Physics is a living discipline that can and should be rooted in the fight for human dignity and social justice.
(Intro to Electronics Spring 2016, Spring 2018-2020)
I teach my Electronics class as a community partnership course, in which we partner with the Fremont Femineers(TM), a group of 9th-12th grade girls who are aspiring engineers from a highly segregated, under-resourced public school, the Fremont Academy of Engineering and Design.
(Note: The Femineer(TM) Program was created and funded by Cal Poly Pomona’s College of Engineering in 2013. I am working with a chapter at the Fremont Academy.)
The goals of these partnerships are multilayered.
Clearly, the immediate goal is to partner with the local community, supporting an incredible group of smart, resilient young women in their educational goals by breaking down some of the barriers that can prevent young people from seeing themselves as successful, college-bound students. But these courses are equally transformative for the college students involved, enabling them to see the essential humanity of physics, challenging stereotypes, building community, deepening their understanding of the systematic inequities built into our discipline and higher education in general, and empowering students to act as change agents. Furthermore, for many of the women and students of color in my classes, participating in our community partnership course is the first – and for many of them will be the last – time they have ever been in a majority environment in a physics classroom.
Our community partnership courses are focused on combining reflection with action.
The action part is straightforward – and a lot of fun. The links to photos and articles above give a sense of the action piece. Each semester, we pick a fun, engaging, and challenging engineering project that meets the academic goals of both of the partners; so far, we have built swarmbots that interact autonomously to complete a cooperative task, launched a weather balloon into the stratosphere to measure LA area pollution, built electronically-enabled-Lego creations controlled by Arduinos, did wearable tech project, and are currently building and programming Raspberry Pi based robots. The Femineers and the Pomona College students work in small mixed teams on these projects, which serve as a vehicle for achieving many of the goals outlined above.
The reflection piece is achieved by asking students to complete weekly readings-and-reflections, together with classroom discussion. By way of example, a sample curriculum is outlined below; each topic includes readings and reflection questions, to which students respond in writing and then discuss in class.
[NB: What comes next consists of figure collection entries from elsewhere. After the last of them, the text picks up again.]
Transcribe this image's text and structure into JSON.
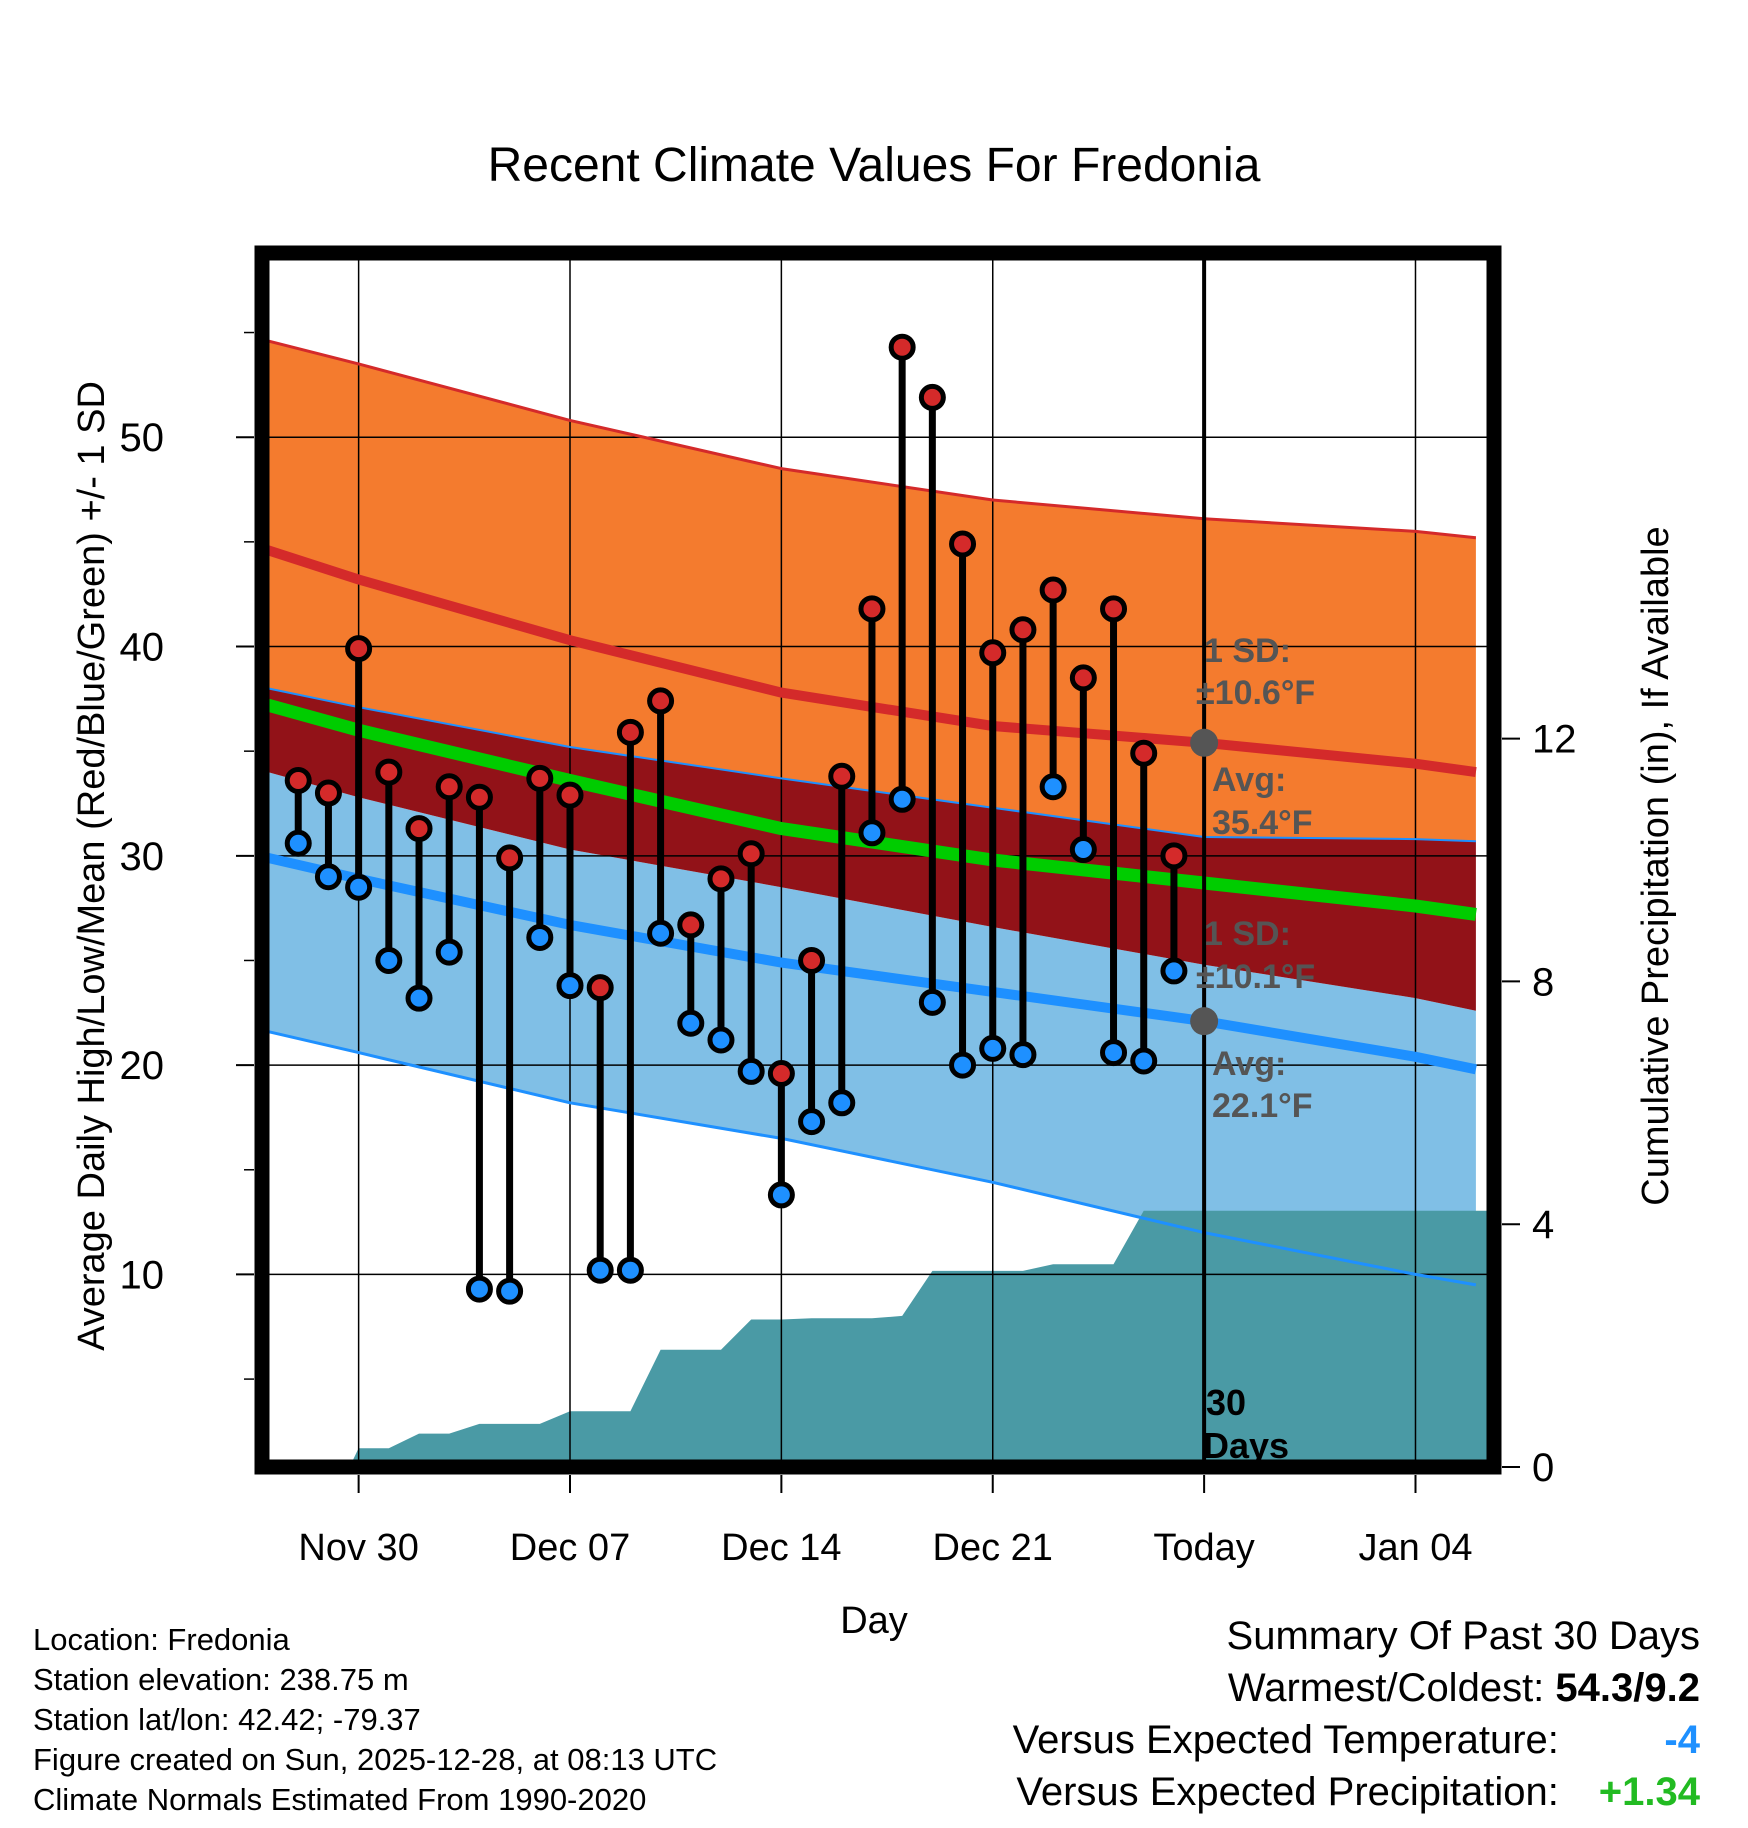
{
  "chart_data": {
    "type": "line",
    "title": "Recent Climate Values For Fredonia",
    "xlabel": "Day",
    "ylabel_left": "Average Daily High/Low/Mean (Red/Blue/Green) +/- 1 SD",
    "ylabel_right": "Cumulative Precipitation (in), If Available",
    "x_ticks": [
      {
        "day": 0,
        "label": "Nov 30"
      },
      {
        "day": 7,
        "label": "Dec 07"
      },
      {
        "day": 14,
        "label": "Dec 14"
      },
      {
        "day": 21,
        "label": "Dec 21"
      },
      {
        "day": 28,
        "label": "Today"
      },
      {
        "day": 35,
        "label": "Jan 04"
      }
    ],
    "xlim": [
      -3.2,
      37.6
    ],
    "ylim_left": [
      0.8,
      58.8
    ],
    "yticks_left": [
      10,
      20,
      30,
      40,
      50
    ],
    "ylim_right": [
      0,
      20
    ],
    "yticks_right": [
      0,
      4,
      8,
      12
    ],
    "today_day": 28,
    "observations": {
      "days": [
        -2,
        -1,
        0,
        1,
        2,
        3,
        4,
        5,
        6,
        7,
        8,
        9,
        10,
        11,
        12,
        13,
        14,
        15,
        16,
        17,
        18,
        19,
        20,
        21,
        22,
        23,
        24,
        25,
        26,
        27
      ],
      "high": [
        33.6,
        33.0,
        39.9,
        34.0,
        31.3,
        33.3,
        32.8,
        29.9,
        33.7,
        32.9,
        23.7,
        35.9,
        37.4,
        26.7,
        28.9,
        30.1,
        19.6,
        25.0,
        33.8,
        41.8,
        54.3,
        51.9,
        44.9,
        39.7,
        40.8,
        42.7,
        38.5,
        41.8,
        34.9,
        30.0
      ],
      "low": [
        30.6,
        29.0,
        28.5,
        25.0,
        23.2,
        25.4,
        9.3,
        9.2,
        26.1,
        23.8,
        10.2,
        10.2,
        26.3,
        22.0,
        21.2,
        19.7,
        13.8,
        17.3,
        18.2,
        31.1,
        32.7,
        23.0,
        20.0,
        20.8,
        20.5,
        33.3,
        30.3,
        20.6,
        20.2,
        24.5
      ]
    },
    "normals": {
      "days": [
        -3,
        0,
        7,
        14,
        21,
        28,
        35,
        37
      ],
      "high_avg": [
        44.6,
        43.2,
        40.3,
        37.8,
        36.2,
        35.4,
        34.4,
        34.0
      ],
      "high_upper": [
        54.6,
        53.5,
        50.8,
        48.5,
        47.0,
        46.1,
        45.5,
        45.2
      ],
      "high_lower": [
        38.0,
        37.1,
        35.2,
        33.7,
        32.3,
        30.9,
        30.8,
        30.7
      ],
      "mean": [
        37.2,
        36.0,
        33.6,
        31.3,
        29.8,
        28.7,
        27.6,
        27.2
      ],
      "low_avg": [
        29.9,
        28.9,
        26.7,
        24.9,
        23.5,
        22.1,
        20.4,
        19.8
      ],
      "low_upper": [
        34.0,
        32.8,
        30.3,
        28.5,
        26.6,
        24.8,
        23.2,
        22.6
      ],
      "low_lower": [
        21.6,
        20.6,
        18.2,
        16.5,
        14.4,
        12.0,
        10.0,
        9.5
      ]
    },
    "precipitation": {
      "days": [
        -3,
        -0.3,
        0,
        1,
        2,
        3,
        4,
        5,
        6,
        7,
        8,
        9,
        10,
        11,
        12,
        13,
        14,
        15,
        16,
        17,
        18,
        19,
        20,
        21,
        22,
        23,
        24,
        25,
        26,
        27,
        28,
        37.6
      ],
      "values": [
        0,
        0,
        0.31,
        0.31,
        0.55,
        0.55,
        0.71,
        0.71,
        0.71,
        0.92,
        0.92,
        0.92,
        1.93,
        1.93,
        1.93,
        2.43,
        2.43,
        2.45,
        2.45,
        2.45,
        2.49,
        3.23,
        3.23,
        3.23,
        3.23,
        3.34,
        3.34,
        3.34,
        4.22,
        4.22,
        4.22,
        4.22
      ]
    },
    "annotations": {
      "high_sd_label": "1 SD:",
      "high_sd_value": "±10.6°F",
      "high_avg_label": "Avg:",
      "high_avg_value": "35.4°F",
      "low_sd_label": "1 SD:",
      "low_sd_value": "±10.1°F",
      "low_avg_label": "Avg:",
      "low_avg_value": "22.1°F",
      "period_line1": "30",
      "period_line2": "Days"
    },
    "colors": {
      "high_band": "#f47b2e",
      "high_line": "#d42a2a",
      "mean_band": "#921218",
      "mean_line": "#00cc00",
      "low_band": "#80bfe6",
      "low_line": "#1e90ff",
      "low_edge": "#1e90ff",
      "precip": "#4a9aa5",
      "high_dot": "#d42a2a",
      "low_dot": "#1e90ff",
      "annot": "#555555"
    }
  },
  "info": {
    "location": "Location: Fredonia",
    "elevation": "Station elevation: 238.75 m",
    "latlon": "Station lat/lon: 42.42; -79.37",
    "created": "Figure created on Sun, 2025-12-28, at 08:13 UTC",
    "normals": "Climate Normals Estimated From 1990-2020"
  },
  "summary": {
    "title": "Summary Of Past 30 Days",
    "warmest_label": "Warmest/Coldest:",
    "warmest_value": "54.3/9.2",
    "temp_label": "Versus Expected Temperature:",
    "temp_value": "-4",
    "temp_color": "#1e90ff",
    "precip_label": "Versus Expected Precipitation:",
    "precip_value": "+1.34",
    "precip_color": "#22bb22"
  }
}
- Week 1: Inclusive pedagogy
- Week 2: Community partnership courses
- Week 3: Effects of racial segregation
- Week 4: Educational segregation and inequity
- Week 5: Latino education in California
- Week 6: Feminist physics
- Week 7: Firsthand perspectives: black STEM students
- Week 8: Firsthand perspectives: women of color in physics
- Week 9: Firsthand perspectives: queer STEM students
- Week 10: Reflecting on our partnership
- Week 11: Reflecting on community building
- Week 12: Connecting reflection and action
- Week 13: Putting it all together
Our partnership extends beyond the classroom in increasingly rich ways.
As our partnership continues to mature, it has grown in unexpected ways. At the request of the Femineers(TM) themselves, we have added summer internships. Last year, 12 Femineers(TM) worked alongside faculty members and undergraduate researchers in science labs at Pomona College for a month. We have also started to build bridges with college access programs such as Pomona College’s PAYS program and the Scripps College Academy, which offer invaluable, high-impact college preparation and access. In addition, Pomona College students offer after school SAT prep assistance and application guidance.
(And, finally, a huge thank you to the Pomona College Draper Center for Community Partnerships for supporting this partnership.)